En cuanto a las clases o tutorías virtuales, por necesidad han de ser también presenciales. Los estudiantes necesitan tiempos y horarios, orden y estructura. Necesitan una guía de la que poder apartarse solo puntualmente, flexible, pero existente. Necesitan el ritual de ir al establecimiento educativo, de encontrarse con otros estudiantes, de trabajar en la biblioteca. Ni que decir tiene que toda práctica curricular debe realizarse presencialmente.

Es indispensable mantener el lado humano de la universidad, cuyo fin primero y último es la transmisión de conocimientos y la preparación para el futuro desde la propia experiencia de los profesores.

La universidad es un lugar de encuentro que un ordenador nunca podrá ocupar.

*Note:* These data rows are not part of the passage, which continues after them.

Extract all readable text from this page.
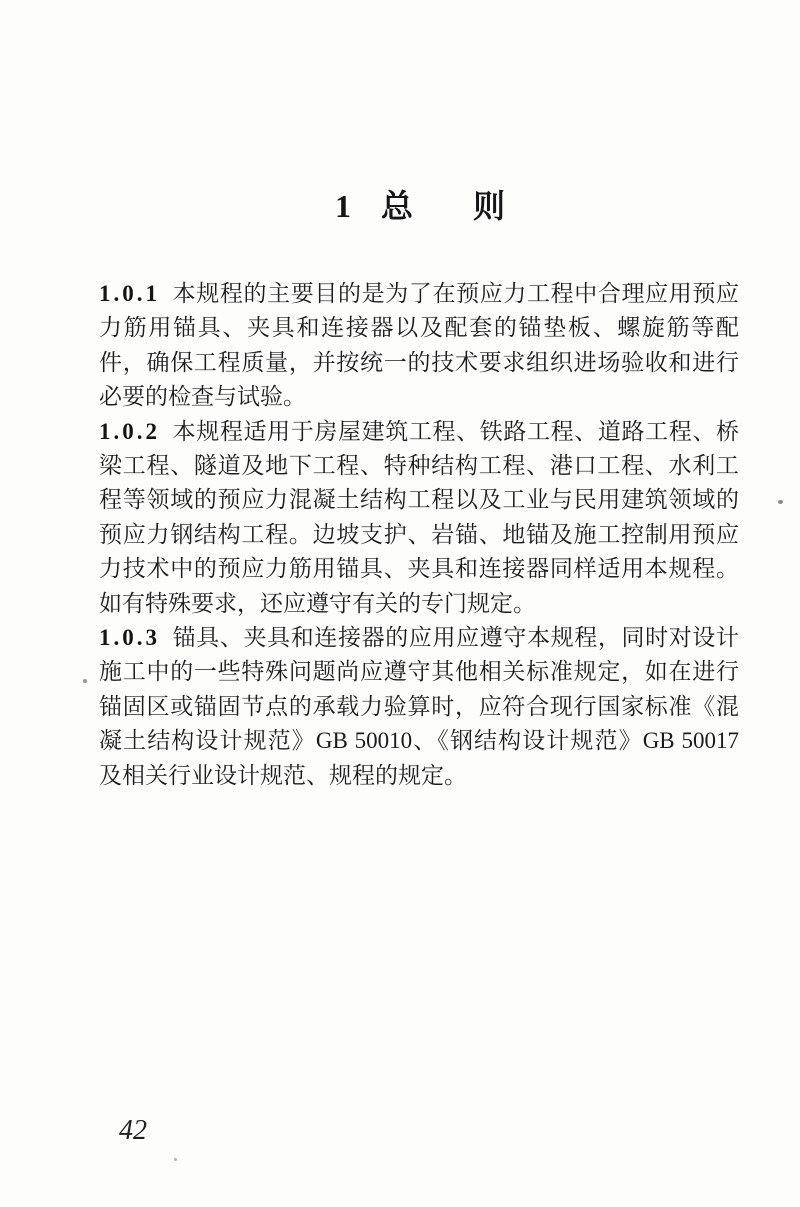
1 总 则

1.0.1 本规程的主要目的是为了在预应力工程中合理应用预应力筋用锚具、夹具和连接器以及配套的锚垫板、螺旋筋等配件，确保工程质量，并按统一的技术要求组织进场验收和进行必要的检查与试验。

1.0.2 本规程适用于房屋建筑工程、铁路工程、道路工程、桥梁工程、隧道及地下工程、特种结构工程、港口工程、水利工程等领域的预应力混凝土结构工程以及工业与民用建筑领域的预应力钢结构工程。边坡支护、岩锚、地锚及施工控制用预应力技术中的预应力筋用锚具、夹具和连接器同样适用本规程。如有特殊要求，还应遵守有关的专门规定。

1.0.3 锚具、夹具和连接器的应用应遵守本规程，同时对设计施工中的一些特殊问题尚应遵守其他相关标准规定，如在进行锚固区或锚固节点的承载力验算时，应符合现行国家标准《混凝土结构设计规范》GB 50010、《钢结构设计规范》GB 50017 及相关行业设计规范、规程的规定。

42
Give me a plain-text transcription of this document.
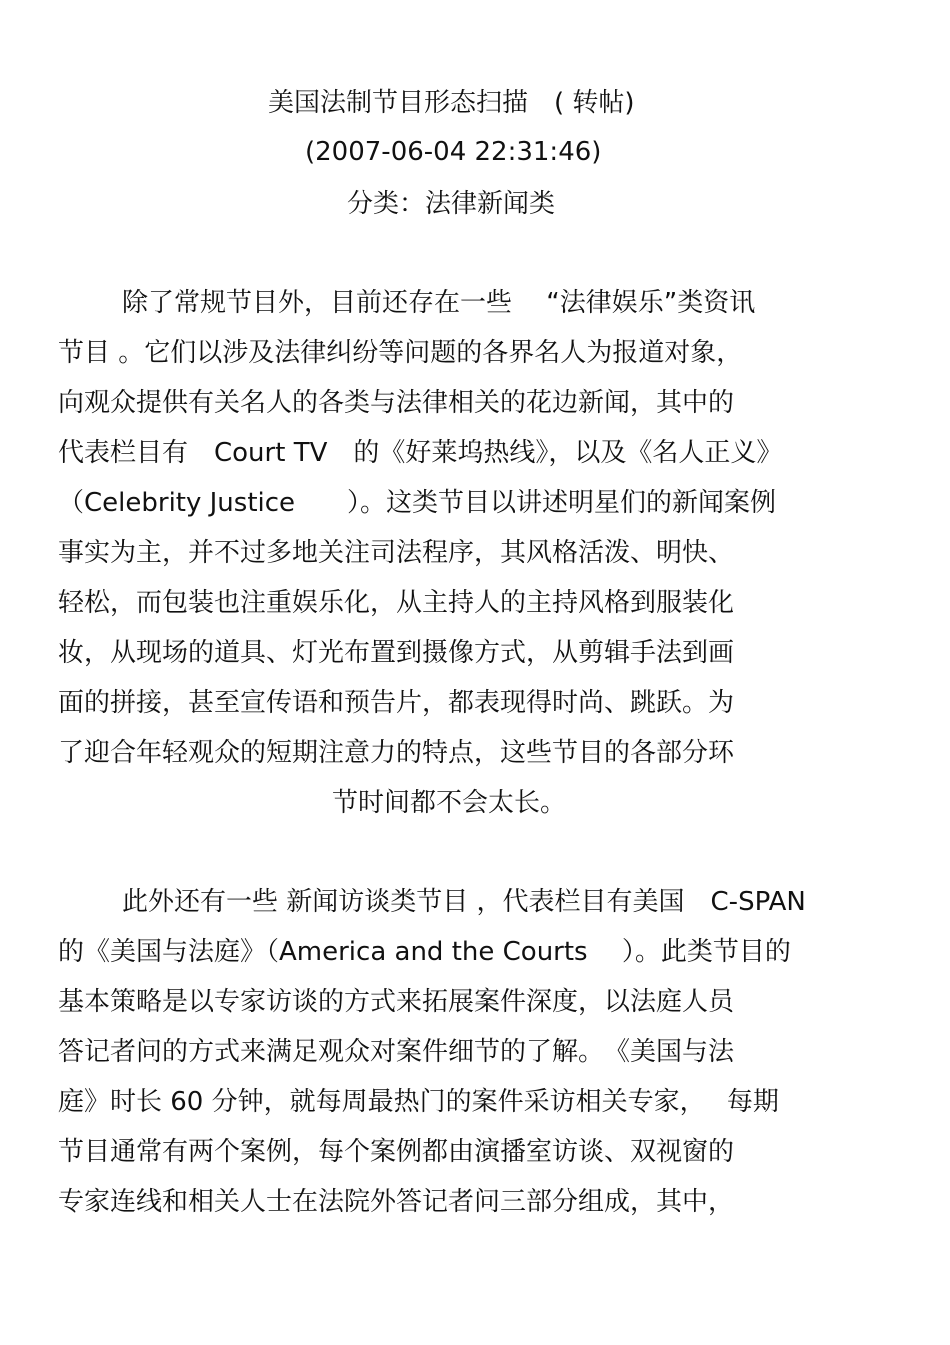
美国法制节目形态扫描　( 转帖)
(2007-06-04 22:31:46)
分类：法律新闻类
除了常规节目外，目前还存在一些　 “法律娱乐”类资讯
节目 。它们以涉及法律纠纷等问题的各界名人为报道对象，
向观众提供有关名人的各类与法律相关的花边新闻，其中的
代表栏目有　Court TV　的《好莱坞热线》，以及《名人正义》
（Celebrity Justice　　）。这类节目以讲述明星们的新闻案例
事实为主，并不过多地关注司法程序，其风格活泼、明快、
轻松，而包装也注重娱乐化，从主持人的主持风格到服装化
妆，从现场的道具、灯光布置到摄像方式，从剪辑手法到画
面的拼接，甚至宣传语和预告片，都表现得时尚、跳跃。为
了迎合年轻观众的短期注意力的特点，这些节目的各部分环
节时间都不会太长。
此外还有一些 新闻访谈类节目 ，代表栏目有美国　C-SPAN
的《美国与法庭》（America and the Courts　 ）。此类节目的
基本策略是以专家访谈的方式来拓展案件深度，以法庭人员
答记者问的方式来满足观众对案件细节的了解。　《美国与法
庭》时长 60 分钟，就每周最热门的案件采访相关专家，　 每期
节目通常有两个案例，每个案例都由演播室访谈、双视窗的
专家连线和相关人士在法院外答记者问三部分组成，其中，
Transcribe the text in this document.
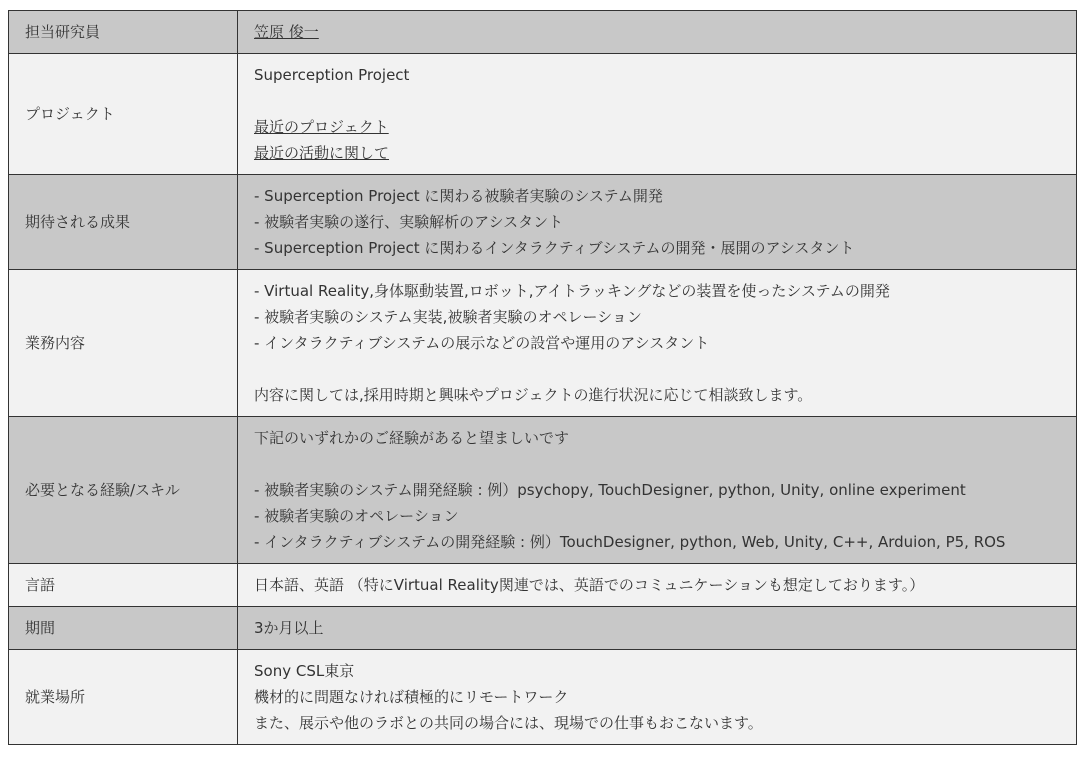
担当研究員	笠原 俊一

プロジェクト	Superception Project
最近のプロジェクト
最近の活動に関して

期待される成果	- Superception Project に関わる被験者実験のシステム開発
- 被験者実験の遂行、実験解析のアシスタント
- Superception Project に関わるインタラクティブシステムの開発・展開のアシスタント

業務内容	- Virtual Reality,身体駆動装置,ロボット,アイトラッキングなどの装置を使ったシステムの開発
- 被験者実験のシステム実装,被験者実験のオペレーション
- インタラクティブシステムの展示などの設営や運用のアシスタント
内容に関しては,採用時期と興味やプロジェクトの進行状況に応じて相談致します。

必要となる経験/スキル	下記のいずれかのご経験があると望ましいです
- 被験者実験のシステム開発経験 : 例）psychopy, TouchDesigner, python, Unity, online experiment
- 被験者実験のオペレーション
- インタラクティブシステムの開発経験 : 例）TouchDesigner, python, Web, Unity, C++, Arduion, P5, ROS

言語	日本語、英語 （特にVirtual Reality関連では、英語でのコミュニケーションも想定しております。）

期間	3か月以上

就業場所	Sony CSL東京
機材的に問題なければ積極的にリモートワーク
また、展示や他のラボとの共同の場合には、現場での仕事もおこないます。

Prescindir de la interpelación directa del alumno al profesor, de las expresiones y de la gestualidad, del 'feedback' inmediato y constante, de los guiones cambiados en base a una espontánea pregunta de un alumno, de una discrepancia que lleve a un debate entre los presentes, de un cuestionamiento en directo y en el mismo espacio sería un tremendo error.

La universidad ha de vivirse en los pasillos y en las aulas, en las salas de estudio, en las bibliotecas y en los lugares de ocio de un campus real. La universidad educa en la convivencia, en el diálogo, la confrontación, la libertad de ideas y el pensamiento crítico. La universidad es una historia de saber, pero también es una historia de relaciones humanas.